Sac State library celebrates donation of thousands of vintage concert posters

Over 3,000 items of local concert memorabilia dating back to the 1950s

Jordan Silva-Benham - The State Hornet

Advertisement of Fleetwood Mac performing at UC Davis. The Sacramento State Special Collections and University Archives will be home to Dennis Newhall’s collection of over 3,000 concert posters, ticket stubs and newspaper articles.

Jordan Silva-Benham

Throughout high school, Sacramento native Dennis Newhall began covering his walls with local concert posters. Over 50 years later, his collection features over 3,000 posters, newspaper articles and ticket stubs.

Newhall’s collection will be featured on Wednesday at 4 p.m. as the “Sacramento Rock and Radio Collection” in the Gerth Special Collections and University Archives located in the south side of the library.

Newhall, who has worked at various radio stations throughout Sacramento, beginning at KERS,  said his collection is a never-ending story.

“It tells a story of a certain era of Sacramento, which keeps going,” Newhall said. “It starts in the 1950s and it goes to tomorrow.”

The memorabilia featured include artists like The Beach Boys, The Kinks, The Talking Heads and Fleetwood Mac.

Jordan Silva-Benham – The State Hornet
The Kinks at performing at UC Davis. The Sacramento State Special Collections and University Archives will be home to Dennis Newhall’s poster collection.

James Fox, the head of special collections and university archives, said there isn’t a collection as unique as Newhall’s.

“There is no other collection like this anywhere in the world for any city, we have our whole cities’ concert posters,” Fox said. “We may not have every single one, but we’re striving and we have a lot.”

Gerth Special Collections currently has 700 of Newhall’s collection, but will eventually hold all 3,000 of them.

According to Newhall, his collection started growing when he was working at the Ray Nakamoto Productions’ audio studio in the late 1990s, formerly located on 20th and I streets in midtown Sacramento. Newhall went out to find the posters, and Nakamoto funded the framing.

Eventually the studio became the home of the Sacramento Rock and Radio Museum.

Jordan Silva-Benham – The State Hornet
A local newspaper advertising the Beach Boys playing in Sacramento. Sacramento State Special Collections and University Archives will be the new home for posters, ticket stubs and newspaper cut outs.

Amy Kautzman, dean and director of the university’s library, wanted Sacramento State to be the new home for Newhall’s collection and put Fox on the case.

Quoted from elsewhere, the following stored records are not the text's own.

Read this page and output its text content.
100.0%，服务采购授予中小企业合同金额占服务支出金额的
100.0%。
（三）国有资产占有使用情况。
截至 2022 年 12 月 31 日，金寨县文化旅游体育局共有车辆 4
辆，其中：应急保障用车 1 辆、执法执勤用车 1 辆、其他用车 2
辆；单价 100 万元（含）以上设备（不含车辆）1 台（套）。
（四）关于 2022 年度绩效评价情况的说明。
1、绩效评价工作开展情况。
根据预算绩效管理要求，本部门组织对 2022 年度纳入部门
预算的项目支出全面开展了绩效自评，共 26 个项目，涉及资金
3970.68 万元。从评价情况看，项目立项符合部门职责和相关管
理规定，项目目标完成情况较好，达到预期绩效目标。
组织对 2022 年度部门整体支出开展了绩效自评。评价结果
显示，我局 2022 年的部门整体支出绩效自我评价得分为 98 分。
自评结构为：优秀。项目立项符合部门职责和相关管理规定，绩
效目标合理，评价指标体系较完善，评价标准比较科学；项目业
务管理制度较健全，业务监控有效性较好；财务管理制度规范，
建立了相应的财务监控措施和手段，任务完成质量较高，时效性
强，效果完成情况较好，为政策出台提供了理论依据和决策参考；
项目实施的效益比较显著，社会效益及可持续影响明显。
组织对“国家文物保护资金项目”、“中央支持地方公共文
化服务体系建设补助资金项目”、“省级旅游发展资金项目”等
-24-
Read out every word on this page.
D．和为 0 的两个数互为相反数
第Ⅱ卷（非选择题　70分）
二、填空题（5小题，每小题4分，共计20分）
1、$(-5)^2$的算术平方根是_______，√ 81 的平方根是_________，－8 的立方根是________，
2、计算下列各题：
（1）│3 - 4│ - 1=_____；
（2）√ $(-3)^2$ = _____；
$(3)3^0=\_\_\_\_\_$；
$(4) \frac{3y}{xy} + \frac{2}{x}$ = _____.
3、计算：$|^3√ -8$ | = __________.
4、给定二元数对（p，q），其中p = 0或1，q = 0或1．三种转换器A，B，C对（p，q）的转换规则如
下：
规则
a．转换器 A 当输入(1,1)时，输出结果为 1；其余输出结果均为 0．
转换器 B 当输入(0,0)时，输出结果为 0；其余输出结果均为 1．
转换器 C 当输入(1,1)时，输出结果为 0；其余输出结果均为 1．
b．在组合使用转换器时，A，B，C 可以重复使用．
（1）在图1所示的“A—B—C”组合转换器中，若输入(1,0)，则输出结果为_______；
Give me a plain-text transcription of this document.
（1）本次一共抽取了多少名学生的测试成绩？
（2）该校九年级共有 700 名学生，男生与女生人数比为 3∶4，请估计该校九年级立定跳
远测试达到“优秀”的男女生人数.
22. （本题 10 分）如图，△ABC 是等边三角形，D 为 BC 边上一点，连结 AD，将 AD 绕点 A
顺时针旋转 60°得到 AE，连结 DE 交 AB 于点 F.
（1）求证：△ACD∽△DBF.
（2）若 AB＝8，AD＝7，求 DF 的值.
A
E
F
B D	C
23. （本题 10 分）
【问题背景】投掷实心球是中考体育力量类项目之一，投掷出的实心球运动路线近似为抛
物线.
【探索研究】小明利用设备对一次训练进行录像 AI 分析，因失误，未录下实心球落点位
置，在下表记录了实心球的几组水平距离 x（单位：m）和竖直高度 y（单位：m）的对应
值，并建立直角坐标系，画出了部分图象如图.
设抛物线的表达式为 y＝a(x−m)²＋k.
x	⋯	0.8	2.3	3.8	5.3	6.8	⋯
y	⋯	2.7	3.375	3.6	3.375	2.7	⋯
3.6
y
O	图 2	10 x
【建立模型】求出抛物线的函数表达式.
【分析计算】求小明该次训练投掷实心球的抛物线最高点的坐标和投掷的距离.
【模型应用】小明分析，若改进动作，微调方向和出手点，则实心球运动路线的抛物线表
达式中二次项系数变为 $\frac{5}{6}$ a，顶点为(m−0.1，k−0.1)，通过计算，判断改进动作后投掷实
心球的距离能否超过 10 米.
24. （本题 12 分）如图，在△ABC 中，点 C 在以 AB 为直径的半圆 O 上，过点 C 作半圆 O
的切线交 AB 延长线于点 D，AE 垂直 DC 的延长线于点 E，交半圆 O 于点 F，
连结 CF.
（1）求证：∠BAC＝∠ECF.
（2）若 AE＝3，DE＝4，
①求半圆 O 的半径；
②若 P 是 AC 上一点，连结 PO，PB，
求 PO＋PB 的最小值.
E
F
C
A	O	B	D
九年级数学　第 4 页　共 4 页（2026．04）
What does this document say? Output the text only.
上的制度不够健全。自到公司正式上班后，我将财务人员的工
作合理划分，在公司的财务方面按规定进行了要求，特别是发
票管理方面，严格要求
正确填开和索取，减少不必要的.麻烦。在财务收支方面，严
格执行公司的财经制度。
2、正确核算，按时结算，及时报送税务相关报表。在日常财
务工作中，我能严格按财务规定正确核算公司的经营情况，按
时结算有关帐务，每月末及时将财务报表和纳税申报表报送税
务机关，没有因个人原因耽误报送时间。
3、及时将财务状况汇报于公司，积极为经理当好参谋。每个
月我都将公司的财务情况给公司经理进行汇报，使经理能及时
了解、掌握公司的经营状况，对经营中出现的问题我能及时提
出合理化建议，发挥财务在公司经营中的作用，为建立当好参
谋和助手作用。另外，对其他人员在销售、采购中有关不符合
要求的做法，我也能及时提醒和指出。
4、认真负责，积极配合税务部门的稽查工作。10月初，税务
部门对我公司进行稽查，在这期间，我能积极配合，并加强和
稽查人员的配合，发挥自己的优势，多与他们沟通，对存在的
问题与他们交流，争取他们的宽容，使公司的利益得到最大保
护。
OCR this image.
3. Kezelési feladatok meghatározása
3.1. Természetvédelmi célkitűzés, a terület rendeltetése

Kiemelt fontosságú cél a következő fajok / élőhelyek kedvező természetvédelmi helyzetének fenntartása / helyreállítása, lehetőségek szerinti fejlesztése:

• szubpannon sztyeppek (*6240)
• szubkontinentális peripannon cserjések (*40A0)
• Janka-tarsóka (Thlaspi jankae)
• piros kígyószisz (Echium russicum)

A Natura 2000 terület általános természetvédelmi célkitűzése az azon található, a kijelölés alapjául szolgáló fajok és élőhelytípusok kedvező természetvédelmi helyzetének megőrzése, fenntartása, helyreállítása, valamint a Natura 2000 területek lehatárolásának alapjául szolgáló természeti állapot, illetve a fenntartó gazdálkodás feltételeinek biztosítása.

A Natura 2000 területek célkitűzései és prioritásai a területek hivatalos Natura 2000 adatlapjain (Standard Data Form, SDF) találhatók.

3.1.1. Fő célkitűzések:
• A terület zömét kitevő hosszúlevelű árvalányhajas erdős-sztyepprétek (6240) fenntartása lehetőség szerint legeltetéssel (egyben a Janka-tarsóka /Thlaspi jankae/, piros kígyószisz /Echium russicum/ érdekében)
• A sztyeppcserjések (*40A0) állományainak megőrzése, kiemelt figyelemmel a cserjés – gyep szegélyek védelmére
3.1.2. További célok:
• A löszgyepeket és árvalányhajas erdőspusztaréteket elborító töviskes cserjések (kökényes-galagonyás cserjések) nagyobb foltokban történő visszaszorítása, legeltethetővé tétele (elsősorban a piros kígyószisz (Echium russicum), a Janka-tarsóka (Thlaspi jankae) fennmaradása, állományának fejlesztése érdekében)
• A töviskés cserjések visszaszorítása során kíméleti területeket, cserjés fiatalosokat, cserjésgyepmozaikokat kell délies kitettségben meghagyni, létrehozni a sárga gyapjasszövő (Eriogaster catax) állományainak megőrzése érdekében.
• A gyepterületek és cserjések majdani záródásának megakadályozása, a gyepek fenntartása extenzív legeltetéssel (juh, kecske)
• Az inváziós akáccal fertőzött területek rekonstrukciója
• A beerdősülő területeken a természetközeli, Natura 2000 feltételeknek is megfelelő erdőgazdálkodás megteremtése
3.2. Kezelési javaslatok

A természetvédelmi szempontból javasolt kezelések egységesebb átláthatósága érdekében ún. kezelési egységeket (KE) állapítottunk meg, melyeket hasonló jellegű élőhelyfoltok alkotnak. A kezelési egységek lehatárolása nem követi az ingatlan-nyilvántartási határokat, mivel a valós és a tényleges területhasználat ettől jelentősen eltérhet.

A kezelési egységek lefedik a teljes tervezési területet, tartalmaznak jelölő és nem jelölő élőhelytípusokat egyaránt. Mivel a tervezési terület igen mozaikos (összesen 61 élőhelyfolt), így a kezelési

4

Fox said the exhibit is important to him because the special collections part of the library does not have a lot of collections on popular culture.

“In special collections we have a lot of fabulous material, but to be honest, we don’t have a lot of popular culture collection,” Fox said. “This is a very focused popular culture collection and we can learn as much about ourselves from popular culture as we can by reading Shakespeare or Freud or whoever you’re reading.”

Newhall, Fox and Kautzman negotiated the terms of the donation in which the posters began trickling into Sac State over the summer of 2018.

Newhall said he’s satisfied with his collection’s new home.

“Not only will there be people to work on the collection, but they have the stuff to preserve it,” Newhall said.

Newhall said he was afraid of what would happen to his collection after he died so he decided to donate it to Sac State.

“You see it all the time when millionaires die, their heirs don’t want it,” Newhall said. “This collection will be able to tell a story whether I’m here or not.”

Aside from the celebration on February 13, Special Collections plans on displaying the collection at a variety of exhibits throughout the Sacramento area.

Jordan Silva-Benham – The State Hornet
The Talking Heads performing at UC Davis. The Sacramento State Special Collections and University Archives has received a donation of 3,000 concert posters, ticket stubs and newspaper articles dating have to the ’50s.